Tourism Planning

Time Limit: 2000/1000 MS (Java/Others)    Memory Limit: 32768/32768 K (Java/Others) Total Submission(s): 1125    Accepted Submission(s): 487

Problem Description

Several friends are planning to take tourism during the next holiday. They have selected some places to visit. They have decided which place to start their tourism and in which order to visit these places. However, anyone can leave halfway during the tourism and will never back to the tourism again if he or she is not interested in the following places. And anyone can choose not to attend the tourism if he or she is not interested in any of the places. Each place they visited will cost every person certain amount of money. And each person has a positive value for each place, representing his or her interest in this place. To make things more complicated, if two friends visited a place together, they will get a non negative bonus because they enjoyed each other’s companion. If more than two friends visited a place together, the total bonus will be the sum of each pair of friends’ bonuses. Your task is to decide which people should take the tourism and when each of them should leave so that the sum of the interest plus the sum of the bonuses minus the total costs is the largest. If you can’t find a plan that have a result larger than 0, just tell them to STAY HOME.

Input

There are several cases. Each case starts with a line containing two numbers N and M ( 1<=N<=10, 1<=M<=10). N is the number of friends and M is the number of places. The next line will contain M integers Pi (1<=i<=M) , 1<=Pi<=1000, representing how much it costs for one person to visit the ith place. Then N line follows, and each line contains M integers Vij (1<=i<=N, 1<=j<=M), 1<=Vij<=1000, representing how much the ith person is interested in the jth place. Then N line follows, and each line contains N integers Bij (1<=i<=N, 1<=j<=N), 0<=Bij<=1000, Bij=0 if i=j, Bij=Bji. A case starting with 0 0 indicates the end of input and you needn’t give an output.

Output

For each case, if you can arrange a plan lead to a positive result, output the result in one line, otherwise, output STAY HOME in one line.

Sample Input

2 1 10 15 5 0 5 5 0 3 2 30 50 24 48 40 70 35 20 0 4 1 4 0 5 1 5 0 2 2 100 100 50 50 50 50 0 20 20 0 0 0

Sample Output

5 41 STAY HOME

Source

分析：

狀壓DP有點巧妙啊

這篇題解不錯，程式碼加上了自己的註釋

題目大意：

輸入描述：

第一行兩個數字表示，有n個人，m個城市

接下來 m個數字表示每個人參觀這些城市的花費

接下來n行m列表示每個人參觀每個城市得到的滿意度

接下來n行n列表示每參觀一個城市互相之間的影響的額外滿意度，Bij (1<=i<=N, 1<=j<=N), 0<=Bij<=1000, Bij=0 if i=j, Bij=Bji.

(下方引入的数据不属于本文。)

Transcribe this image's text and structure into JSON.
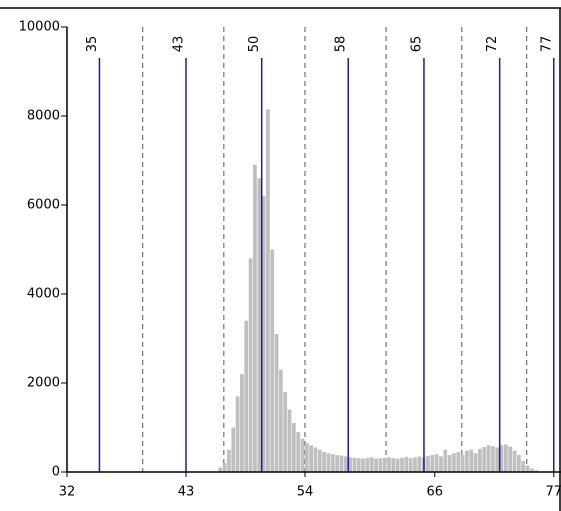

你可以安排這n個人中的任意多個依次參觀這m個城市0~m-1，中途也可以讓一個人退出，退出後不能再回來，問你最大的值？

值 = 每個人參觀每個城市得到的滿意度的和 + 互相之間的影響增加的滿意度和 - 參觀花費和 。

解題思路：

這題的核心是DP

（1）因為n<=10 ，m<=10 ，資料比較小，可以考慮比較暴力的做法，DP就是一個很好的暴力。

（2）很容易就想到這樣的DP方程 DP[sum][k]=max{ DP[son][k+1] } + value[sum][k];

sum 就是用2進製表示的有哪些人，son就是sum的子狀態，表示sum中一些人半途離開了還剩下的人,

k表示當前是在訪問到哪個城市了,DP[sum][k]記錄的是在這個狀態下要求的最大值。

當有sum這些人訪問到k這個城市時候，這時候中途退了一些人，轉移到了son這些人，k+1城市 這個狀態 

轉移的花費就是 sum這些人在k這個城市獲得的總值，記為 value[sum][k]。

（3）唯一有點麻煩的就是value[sum][k]的資料預處理，這個暴力列舉。

程式碼：

#include <iostream>
#include <cstdio>
#include <cmath>
#include <algorithm>
using namespace std;
 
const int N=11;
int n,m;
int cost[N],a[N][N],b[N][N];
int dp[(1<<N)][N],vis[(1<<N)][N],val[(1<<N)][N],marked;
 
void input(){
	marked++;
	//輸入
	for(int i=0;i<m;i++) 
		scanf("%d",&cost[i]);
	
	for(int i=0;i<n;i++){
		for(int j=0;j<m;j++){
			scanf("%d",&a[i][j]);
		}
	}
	for(int i=0;i<n;i++){
		for(int j=0;j<n;j++){
			scanf("%d",&b[i][j]);
		}
	}
	
	//sum這些人在k這個城市獲得的總值，記為 value[sum][k]，預處理
	for(int i=0;i<m;i++){
		for(int sum=0;sum<(1<<n);sum++){
			val[sum][i]=0;
			for(int p1=0;p1<n;p1++){
				//p1這個人到達了哪一個城市
				if( !((1<<p1)&sum) ) continue;
				for(int p2=0;p2<p1;p2++){
				//尋找共同狀態sum下的的人，增加相互之間的影響
					if( (1<<p2)&sum ){
						val[sum][i]+=b[p1][p2];
					}
				}
				val[sum][i]+=a[p1][i]-cost[i];
			}
		}
	}
}
 
int DP(int sum,int k){
	
	if(k>=m) return 0;
	if(vis[sum][k]==marked) return dp[sum][k];//記憶化搜尋
	int ans=0;
	for(int x=sum;x!=0;x=(x-1)&sum ){//對於每一個son，即任意缺人 ,注意二進位制運算
	/*1100100  1100000 1000100 1000000 100100 100000 100*/
		int tmp=DP(x,k+1)+val[sum][k];
		if(tmp>ans) ans=tmp;
	}
	vis[sum][k]=marked;
	return dp[sum][k]=ans;
}
 
void solve(){
	
	int ans=0;
	for(int i=0;i<(1<<n);i++){ //n個人的每一種狀態去0城市
		if(DP(i,0)>ans) ans=DP(i,0);
	}
	if(ans==0) printf("STAY HOME\n");
	else printf("%d\n",ans);
}
 
 
int main(){
	while(scanf("%d%d",&n,&m)!=EOF && (n||m) ){
		input();
		solve();
	}
	return 0;
}